Thank you in advance for your help!

Best regards,
Charbel Hanna

[gavinsimpson]

For Q1, you are right in the sense that what you propose to do won't work. In fact you can't test both of your hypotheses with the same design. In one, the species question, you need to permute the whole plots (your mesocosms) while keeping the split-plots (your samples) fixed. In the other you want to restrict permutations so that the split-plots are permuted but only within the whole plots.

So you need

# permutation design for the split plots (i.e. within blocks permuted at random)
perm_s <- with(meta(phyloseq.object), 
	    how(nperm = 999, blocks = Mesocosm))

for testing Depth and

perm_w <- with(
  meta(phyloseq.object), 
  how(
    nperm = 999,
    plots = Plots(strata = Mesocosm, type = "free"),
    within = Within(type = "none")
  )

for a test of Species where we permute the whole-plots. In the two outputs you'll get, you can ignore the p value for the variable not being tested as they would be meaningless (I think), just use the information for the variable you are actually testing.

I'll think about the other points later.

[CharbelHanna33]

Thank you for your answer! I really appreciate you helping me. I think I am getting a better understanding of how permute works. In fact, your answer for my Q1 gave me some insights for my Q2. I have therefore attempted to design a permutation design for my Q2, but I am not sure if it would work properly.

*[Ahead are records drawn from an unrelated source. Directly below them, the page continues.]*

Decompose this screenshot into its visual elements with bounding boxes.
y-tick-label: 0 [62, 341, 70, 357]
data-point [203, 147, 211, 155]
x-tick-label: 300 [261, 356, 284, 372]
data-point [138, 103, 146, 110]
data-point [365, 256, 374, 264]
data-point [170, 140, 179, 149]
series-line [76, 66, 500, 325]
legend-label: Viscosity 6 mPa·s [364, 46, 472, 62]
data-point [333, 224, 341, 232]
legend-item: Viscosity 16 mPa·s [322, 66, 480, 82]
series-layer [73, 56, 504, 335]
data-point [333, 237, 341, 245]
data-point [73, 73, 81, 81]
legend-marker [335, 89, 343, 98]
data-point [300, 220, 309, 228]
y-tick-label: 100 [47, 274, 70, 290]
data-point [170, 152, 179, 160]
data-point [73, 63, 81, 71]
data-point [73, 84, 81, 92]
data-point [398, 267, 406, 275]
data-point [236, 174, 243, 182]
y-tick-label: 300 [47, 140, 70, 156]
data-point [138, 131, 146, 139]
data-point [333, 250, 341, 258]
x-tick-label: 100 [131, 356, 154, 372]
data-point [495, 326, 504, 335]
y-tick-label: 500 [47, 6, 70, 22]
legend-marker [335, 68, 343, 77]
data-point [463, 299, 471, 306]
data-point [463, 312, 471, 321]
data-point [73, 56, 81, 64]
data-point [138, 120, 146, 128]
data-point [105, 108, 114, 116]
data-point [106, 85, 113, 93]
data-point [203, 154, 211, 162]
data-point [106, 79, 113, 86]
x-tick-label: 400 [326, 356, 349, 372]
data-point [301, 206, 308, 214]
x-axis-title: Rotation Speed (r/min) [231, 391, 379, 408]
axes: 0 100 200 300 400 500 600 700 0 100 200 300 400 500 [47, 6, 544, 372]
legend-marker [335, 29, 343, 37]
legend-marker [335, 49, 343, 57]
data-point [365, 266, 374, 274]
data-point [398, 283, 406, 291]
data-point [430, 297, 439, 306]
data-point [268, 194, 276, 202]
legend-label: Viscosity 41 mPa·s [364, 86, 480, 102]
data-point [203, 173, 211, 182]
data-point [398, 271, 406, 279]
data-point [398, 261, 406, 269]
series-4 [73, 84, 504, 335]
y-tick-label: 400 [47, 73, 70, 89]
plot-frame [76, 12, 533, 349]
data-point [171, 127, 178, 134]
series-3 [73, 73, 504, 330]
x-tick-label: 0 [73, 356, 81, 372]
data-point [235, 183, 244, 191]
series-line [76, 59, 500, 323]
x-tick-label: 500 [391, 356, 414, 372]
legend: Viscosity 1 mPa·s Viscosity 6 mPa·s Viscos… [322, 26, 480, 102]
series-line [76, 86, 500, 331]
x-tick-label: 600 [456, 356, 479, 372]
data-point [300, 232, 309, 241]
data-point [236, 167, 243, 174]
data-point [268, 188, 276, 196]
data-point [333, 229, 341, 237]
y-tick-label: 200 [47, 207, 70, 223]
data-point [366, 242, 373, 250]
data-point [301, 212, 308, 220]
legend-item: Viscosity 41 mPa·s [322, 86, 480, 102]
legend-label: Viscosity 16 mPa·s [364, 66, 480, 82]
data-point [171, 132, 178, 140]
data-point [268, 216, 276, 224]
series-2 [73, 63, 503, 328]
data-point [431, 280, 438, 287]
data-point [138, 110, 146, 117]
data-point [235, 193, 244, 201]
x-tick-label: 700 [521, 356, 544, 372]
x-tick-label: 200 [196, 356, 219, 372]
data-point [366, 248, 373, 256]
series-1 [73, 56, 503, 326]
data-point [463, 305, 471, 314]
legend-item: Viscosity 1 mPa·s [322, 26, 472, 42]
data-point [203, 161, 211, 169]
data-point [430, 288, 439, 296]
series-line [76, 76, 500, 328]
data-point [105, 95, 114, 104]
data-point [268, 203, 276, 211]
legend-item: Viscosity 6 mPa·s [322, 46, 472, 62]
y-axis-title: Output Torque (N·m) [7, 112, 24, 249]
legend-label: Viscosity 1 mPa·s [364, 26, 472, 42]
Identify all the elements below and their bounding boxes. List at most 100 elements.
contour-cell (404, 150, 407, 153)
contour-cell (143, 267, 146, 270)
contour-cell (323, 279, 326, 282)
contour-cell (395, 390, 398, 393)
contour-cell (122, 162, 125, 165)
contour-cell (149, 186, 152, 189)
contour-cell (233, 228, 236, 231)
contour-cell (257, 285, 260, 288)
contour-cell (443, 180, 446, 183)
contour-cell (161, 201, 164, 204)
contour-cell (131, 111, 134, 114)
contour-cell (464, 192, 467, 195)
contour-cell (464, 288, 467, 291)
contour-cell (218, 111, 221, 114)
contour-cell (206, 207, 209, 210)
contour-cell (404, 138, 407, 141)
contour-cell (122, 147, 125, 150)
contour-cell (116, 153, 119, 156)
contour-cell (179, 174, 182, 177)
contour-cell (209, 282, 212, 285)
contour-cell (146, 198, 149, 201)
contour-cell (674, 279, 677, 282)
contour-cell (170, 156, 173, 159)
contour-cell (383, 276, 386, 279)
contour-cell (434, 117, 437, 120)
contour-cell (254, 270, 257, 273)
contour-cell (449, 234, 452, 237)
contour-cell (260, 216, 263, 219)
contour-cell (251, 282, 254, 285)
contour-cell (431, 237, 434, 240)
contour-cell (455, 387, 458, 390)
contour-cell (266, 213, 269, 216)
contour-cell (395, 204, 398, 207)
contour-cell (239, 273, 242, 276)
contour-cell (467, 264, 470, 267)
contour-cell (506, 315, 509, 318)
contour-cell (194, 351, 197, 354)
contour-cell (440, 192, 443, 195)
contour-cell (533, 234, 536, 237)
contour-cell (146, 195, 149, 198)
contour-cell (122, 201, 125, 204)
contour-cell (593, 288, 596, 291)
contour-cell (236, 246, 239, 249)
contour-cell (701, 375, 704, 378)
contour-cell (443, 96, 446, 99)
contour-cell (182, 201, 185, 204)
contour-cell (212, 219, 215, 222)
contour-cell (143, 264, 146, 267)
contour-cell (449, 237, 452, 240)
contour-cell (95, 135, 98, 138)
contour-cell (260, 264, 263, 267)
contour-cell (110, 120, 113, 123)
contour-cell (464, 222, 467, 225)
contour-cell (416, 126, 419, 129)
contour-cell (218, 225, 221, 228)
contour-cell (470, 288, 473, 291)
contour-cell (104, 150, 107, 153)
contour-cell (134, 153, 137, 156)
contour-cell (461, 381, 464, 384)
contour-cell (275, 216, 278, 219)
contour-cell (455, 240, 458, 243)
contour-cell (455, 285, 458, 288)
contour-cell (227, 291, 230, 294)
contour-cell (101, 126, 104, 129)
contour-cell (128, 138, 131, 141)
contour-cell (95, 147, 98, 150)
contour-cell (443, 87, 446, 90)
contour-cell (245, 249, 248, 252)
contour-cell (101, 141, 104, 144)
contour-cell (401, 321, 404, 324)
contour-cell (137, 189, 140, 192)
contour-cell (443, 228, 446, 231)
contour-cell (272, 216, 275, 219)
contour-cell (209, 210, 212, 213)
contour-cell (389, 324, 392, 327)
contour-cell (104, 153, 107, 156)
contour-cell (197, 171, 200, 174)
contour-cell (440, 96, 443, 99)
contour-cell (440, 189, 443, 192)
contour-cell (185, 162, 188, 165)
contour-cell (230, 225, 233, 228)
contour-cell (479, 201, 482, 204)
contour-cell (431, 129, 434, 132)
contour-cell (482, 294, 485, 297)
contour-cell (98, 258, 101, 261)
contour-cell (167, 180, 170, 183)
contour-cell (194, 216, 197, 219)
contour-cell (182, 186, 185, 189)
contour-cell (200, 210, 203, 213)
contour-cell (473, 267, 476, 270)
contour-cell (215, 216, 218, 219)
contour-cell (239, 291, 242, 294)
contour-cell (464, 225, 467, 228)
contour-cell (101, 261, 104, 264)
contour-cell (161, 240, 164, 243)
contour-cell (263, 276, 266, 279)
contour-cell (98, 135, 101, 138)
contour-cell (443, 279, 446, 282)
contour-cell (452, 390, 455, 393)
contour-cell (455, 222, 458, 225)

It seems to me that, in Q1, the Species factor is investigated by permuting the Mesocosms, which makes sense, since the species varies between mesocosms. Therefore, if I apply the same reasoning to Q2, I believe I could investigate the Biochar and the Concentration factors by doing the same, i.e. permuting the Mesocosms? I realise that it might be futile to investigate the effect of Concentration, since my experimental design lacks repetability, but the Biochar factor could be investigated by permuting the Mesocosms, since here, as with Species in Q1, it is at the Mesocosms level that the Biochar factor changes.

Therefore, to investigate Biochar, could I use the following permutation design?

perm.16s.p.g <- with( meta(rar.ps.meso.16s.p.g), how( nperm = 9999, blocks = Pesticides, plots = Plots(strata = Mesocosms, type = "free"), within = Within(type = "none") ) )
adonis2(otu_table(rar.ps.meso.16s.p.g) ~ Concentration + Pesticides * Biochar + Depth, data = meta(rar.ps.meso.16s.p.g), permutation = perm.16s.p.g, method = "hellinger")

This design is similar to that of Q1 for Species, with the Pesticides factor added as blocks, restricting the permutations within blocks.

But I still have an issue, or rather, a doubt, about that design. I want to test the interaction between Pesticides * Biochar, in order to investigate whether the presence of biochar modifies the impact of pesticides on microbial communities over time. Now of course, the Pesticides factor alone will be irrelevant, because I have not sampled my communities with and without pesticides at the same time, but only the interaction is of interest to me here. My doubt about my permutation design is: if I set Pesticides as block, wouldn't that prevent me from adequately testing the interaction between Pesticides and Biochar?

Once again, thank you so much for your help! It is greatly appreciated.